Иногда я просыпался, всматривался в темноту, прислушивался к ночной тишине. Темнота никогда не бывала полной, тишина — безголосой. В доме напротив, стоявшем в центре двора, подолгу не гасили свет, он бросал на стену над моей головой зыбкие янтарные пятна. В лунные ночи воздух в комнате бывал мутен, как вода в стакане, который забыли вымыть после молока. Что-то шуршало за стеной, попискивало под полом, во дворе нервно и коротко взлаивал Секрет, завывали коты, обрушивая черепицу с крыши во время своих злобных схваток, а когда они замолкали, иссякнув, становился слышен медный, тугой звон цикад и сквозь него — тихое бормотание водяной струйки, вытекающей из колонки на окраине двора.
Я лежал, прислушивался, как в соседней комнате спит мать, как она покашливает во сне, как поскрипывает под нею кроватная сетка, когда за окнами раздается собачий брех, гулко скачущий между стен, и она, разбуженная, долго ворочается, не в силах уснуть снова, и тогда поднимается отец, говорит ей что-то успокоительное, тихое, чтобы не потревожить меня, и, тихо одевшись, выходит во двор унять пса...

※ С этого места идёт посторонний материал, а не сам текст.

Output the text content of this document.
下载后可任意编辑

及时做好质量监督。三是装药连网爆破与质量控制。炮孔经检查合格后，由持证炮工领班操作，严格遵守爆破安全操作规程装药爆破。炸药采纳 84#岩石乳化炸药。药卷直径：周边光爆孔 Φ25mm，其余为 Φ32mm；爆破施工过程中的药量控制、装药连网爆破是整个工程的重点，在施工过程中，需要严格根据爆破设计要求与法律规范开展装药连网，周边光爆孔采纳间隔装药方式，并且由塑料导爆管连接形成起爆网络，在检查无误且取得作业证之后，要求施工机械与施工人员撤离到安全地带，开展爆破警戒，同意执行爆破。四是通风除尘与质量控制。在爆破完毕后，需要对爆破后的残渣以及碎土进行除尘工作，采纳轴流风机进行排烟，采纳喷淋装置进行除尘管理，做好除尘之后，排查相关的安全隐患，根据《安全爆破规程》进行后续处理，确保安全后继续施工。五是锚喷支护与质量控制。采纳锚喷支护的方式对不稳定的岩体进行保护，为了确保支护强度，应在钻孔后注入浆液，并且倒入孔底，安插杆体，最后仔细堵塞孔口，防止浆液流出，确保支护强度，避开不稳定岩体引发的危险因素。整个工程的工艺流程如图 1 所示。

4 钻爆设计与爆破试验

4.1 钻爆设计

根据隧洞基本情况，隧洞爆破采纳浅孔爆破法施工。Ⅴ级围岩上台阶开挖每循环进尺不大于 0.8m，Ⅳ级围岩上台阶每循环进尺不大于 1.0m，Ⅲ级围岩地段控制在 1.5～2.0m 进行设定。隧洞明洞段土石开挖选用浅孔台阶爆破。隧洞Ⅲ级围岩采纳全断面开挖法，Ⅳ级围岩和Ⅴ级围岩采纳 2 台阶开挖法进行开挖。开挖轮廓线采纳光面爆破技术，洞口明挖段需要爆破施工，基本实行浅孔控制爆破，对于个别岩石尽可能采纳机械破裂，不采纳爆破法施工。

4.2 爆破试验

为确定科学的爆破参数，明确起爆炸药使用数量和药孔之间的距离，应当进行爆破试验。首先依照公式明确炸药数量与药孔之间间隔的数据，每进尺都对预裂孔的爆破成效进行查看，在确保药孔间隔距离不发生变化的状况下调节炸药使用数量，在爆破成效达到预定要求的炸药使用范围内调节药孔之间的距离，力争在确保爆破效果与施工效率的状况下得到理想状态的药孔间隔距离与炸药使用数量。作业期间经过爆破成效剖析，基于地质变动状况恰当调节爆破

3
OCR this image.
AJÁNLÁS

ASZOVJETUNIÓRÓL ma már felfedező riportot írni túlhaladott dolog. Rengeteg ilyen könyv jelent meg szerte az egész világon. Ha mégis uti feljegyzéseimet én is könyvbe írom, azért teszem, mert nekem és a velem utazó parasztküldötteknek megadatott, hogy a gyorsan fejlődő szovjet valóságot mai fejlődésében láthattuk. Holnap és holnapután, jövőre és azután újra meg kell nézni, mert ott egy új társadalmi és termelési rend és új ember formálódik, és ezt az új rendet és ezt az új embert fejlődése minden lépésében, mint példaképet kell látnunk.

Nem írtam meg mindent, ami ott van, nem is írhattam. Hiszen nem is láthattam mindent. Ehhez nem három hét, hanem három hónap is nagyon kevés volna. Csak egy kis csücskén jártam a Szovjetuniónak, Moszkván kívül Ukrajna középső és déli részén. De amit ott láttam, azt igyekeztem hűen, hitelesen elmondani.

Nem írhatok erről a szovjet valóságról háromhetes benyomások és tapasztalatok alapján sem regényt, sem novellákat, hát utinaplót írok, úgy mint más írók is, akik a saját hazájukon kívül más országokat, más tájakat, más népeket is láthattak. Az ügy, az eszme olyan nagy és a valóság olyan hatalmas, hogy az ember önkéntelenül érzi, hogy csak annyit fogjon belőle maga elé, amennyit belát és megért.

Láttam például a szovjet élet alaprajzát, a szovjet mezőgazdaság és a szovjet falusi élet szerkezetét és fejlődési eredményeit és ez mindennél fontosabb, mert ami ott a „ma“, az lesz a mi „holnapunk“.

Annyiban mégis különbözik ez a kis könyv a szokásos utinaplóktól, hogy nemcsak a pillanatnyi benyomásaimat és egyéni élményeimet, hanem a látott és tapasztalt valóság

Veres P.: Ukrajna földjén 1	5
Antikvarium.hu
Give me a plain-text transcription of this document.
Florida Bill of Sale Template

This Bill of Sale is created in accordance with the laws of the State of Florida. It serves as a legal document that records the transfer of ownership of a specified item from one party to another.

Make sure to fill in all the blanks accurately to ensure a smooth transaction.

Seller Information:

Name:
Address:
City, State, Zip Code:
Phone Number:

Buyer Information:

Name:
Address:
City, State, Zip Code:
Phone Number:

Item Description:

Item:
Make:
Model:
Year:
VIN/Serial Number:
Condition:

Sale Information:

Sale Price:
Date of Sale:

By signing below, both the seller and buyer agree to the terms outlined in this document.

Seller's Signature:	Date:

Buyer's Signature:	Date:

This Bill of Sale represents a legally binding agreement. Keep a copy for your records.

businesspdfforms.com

Но когда я не мог выделить среди прочих звуков ее похрипывающего дыхания, ее кашля, досадливо-раздраженного скрипа ее кровати, мне начинало казаться, что она умерла. Сырым холодом обдавало меня при этой мысли. Тьма, уплотнившись, тяжелела, наваливалась глинистой глыбой мне на грудь, на лоб. Я лежал, вмурованный в эту глыбу, как малая соринка, без движения.
Порой, не выдержав, я вставал, крался к ее кровати — вглядеться в бледно проступающее в темноте лицо с закрытыми глазами, уловить едва ощутимое присвистыванье при вдохе... Но это было опасно. Доски пола поскрипывали под моими босыми пятками, какой-нибудь стул сам собою вырастал у меня на пути, я натыкался на него с грохотом, будил мать, будил отца — и как мог я им ответить на вопросы : что со мной, отчего среди ночи я брожу по квартире?..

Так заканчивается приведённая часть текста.